Mais c’est aussi par l’autoritarisme de plus en plus prégnant que le système veut s’imposer. En témoigne l’affaire de la journaliste Ariane Lavrilleux, cible de la DGSI pour avoir dévoilé la fourniture d’informations à l’Égypte par l’État pour commettre des crimes, la protection des sources ayant été à cette occasion foulée aux pieds. Et tant d’autres journalistes poursuivis pour n’avoir pas su rentrer dans le moule du prêt à penser.
Patrick Kamenka Devant la concentration des médias, face au rouleau compresseur des idées de l’extrême droite et du libéralisme, la Commission médias du PCF appelle à reconquérir une information citoyenne
- En inscrivant dans la Constitution un financement pérenne du service public de l’audiovisuel, pour assurer la maîtrise de la chaîne de fabrication des programmes. En rapatriant TF1 dans le service public, en rappelant les missions premières du service public telles que prônées par le CNR : éduquer, informer et divertir.
- En préparant une PPL anti-concentration pour assurer le pluralisme de l’information. Celle de 1986 étant globalement obsolète comme en témoigne la montée en puissance des Bolloré et autres oligarques
- En fléchant les aides à la presse en priorité vers les médias indépendants (condition d’un vrai pluralisme) via une taxation des Gafam pour abonder un fonds de développement d’une presse plurielle.

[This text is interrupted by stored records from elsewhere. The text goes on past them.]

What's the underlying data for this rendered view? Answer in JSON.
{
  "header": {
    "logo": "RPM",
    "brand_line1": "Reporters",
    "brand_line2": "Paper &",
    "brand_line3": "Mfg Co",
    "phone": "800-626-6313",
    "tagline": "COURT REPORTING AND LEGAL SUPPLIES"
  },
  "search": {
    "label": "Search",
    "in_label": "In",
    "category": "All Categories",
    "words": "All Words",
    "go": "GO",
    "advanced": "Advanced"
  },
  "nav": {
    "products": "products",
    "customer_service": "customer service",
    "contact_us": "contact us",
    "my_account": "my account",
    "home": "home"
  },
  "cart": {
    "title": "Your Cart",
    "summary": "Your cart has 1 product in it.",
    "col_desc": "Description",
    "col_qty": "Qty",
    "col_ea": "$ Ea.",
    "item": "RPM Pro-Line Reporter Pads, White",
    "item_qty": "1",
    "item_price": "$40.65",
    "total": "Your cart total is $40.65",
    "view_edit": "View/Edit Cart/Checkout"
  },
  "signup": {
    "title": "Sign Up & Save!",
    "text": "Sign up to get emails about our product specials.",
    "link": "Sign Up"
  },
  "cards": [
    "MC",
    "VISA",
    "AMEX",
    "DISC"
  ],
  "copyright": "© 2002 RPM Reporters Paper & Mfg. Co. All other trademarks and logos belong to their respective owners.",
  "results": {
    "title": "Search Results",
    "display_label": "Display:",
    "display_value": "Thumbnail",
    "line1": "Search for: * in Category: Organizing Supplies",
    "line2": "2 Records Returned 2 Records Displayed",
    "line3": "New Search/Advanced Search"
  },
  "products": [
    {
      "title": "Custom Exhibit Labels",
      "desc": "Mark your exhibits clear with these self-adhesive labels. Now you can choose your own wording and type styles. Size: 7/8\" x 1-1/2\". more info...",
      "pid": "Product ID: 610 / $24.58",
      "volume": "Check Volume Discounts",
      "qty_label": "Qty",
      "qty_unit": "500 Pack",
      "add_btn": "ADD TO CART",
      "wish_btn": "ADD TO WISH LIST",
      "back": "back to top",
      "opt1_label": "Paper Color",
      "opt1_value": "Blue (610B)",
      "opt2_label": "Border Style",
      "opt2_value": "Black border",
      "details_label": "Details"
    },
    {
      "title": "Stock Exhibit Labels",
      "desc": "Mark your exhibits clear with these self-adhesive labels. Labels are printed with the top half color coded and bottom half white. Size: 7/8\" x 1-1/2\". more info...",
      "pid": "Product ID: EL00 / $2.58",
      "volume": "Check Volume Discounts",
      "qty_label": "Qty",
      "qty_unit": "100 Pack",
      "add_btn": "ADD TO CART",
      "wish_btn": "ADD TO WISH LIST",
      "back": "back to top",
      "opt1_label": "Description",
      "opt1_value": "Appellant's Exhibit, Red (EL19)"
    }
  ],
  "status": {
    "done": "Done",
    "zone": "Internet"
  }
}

- En mettant en chantier les bases d’une presse pluraliste (éducation aux médias pour les jeunes générations), en libérant les rédactions du poids des actionnaires, par une réforme des aides à la presse existantes (1 % des recettes publicitaires pour les médias à faible dotation) et des aides postales qui ne jouent plus leur rôle de service public pour préserver la continuité territoriale, etc.
- En ouvrant un débat parlementaire sur le contrôle des Gafam et du poids des algorithmes, notamment après les accords entre Google et les grands groupes de médias français.
- En créant un pôle public de recherche de l’IA et la mise à disposition gratuite des logiciels et algorithmes.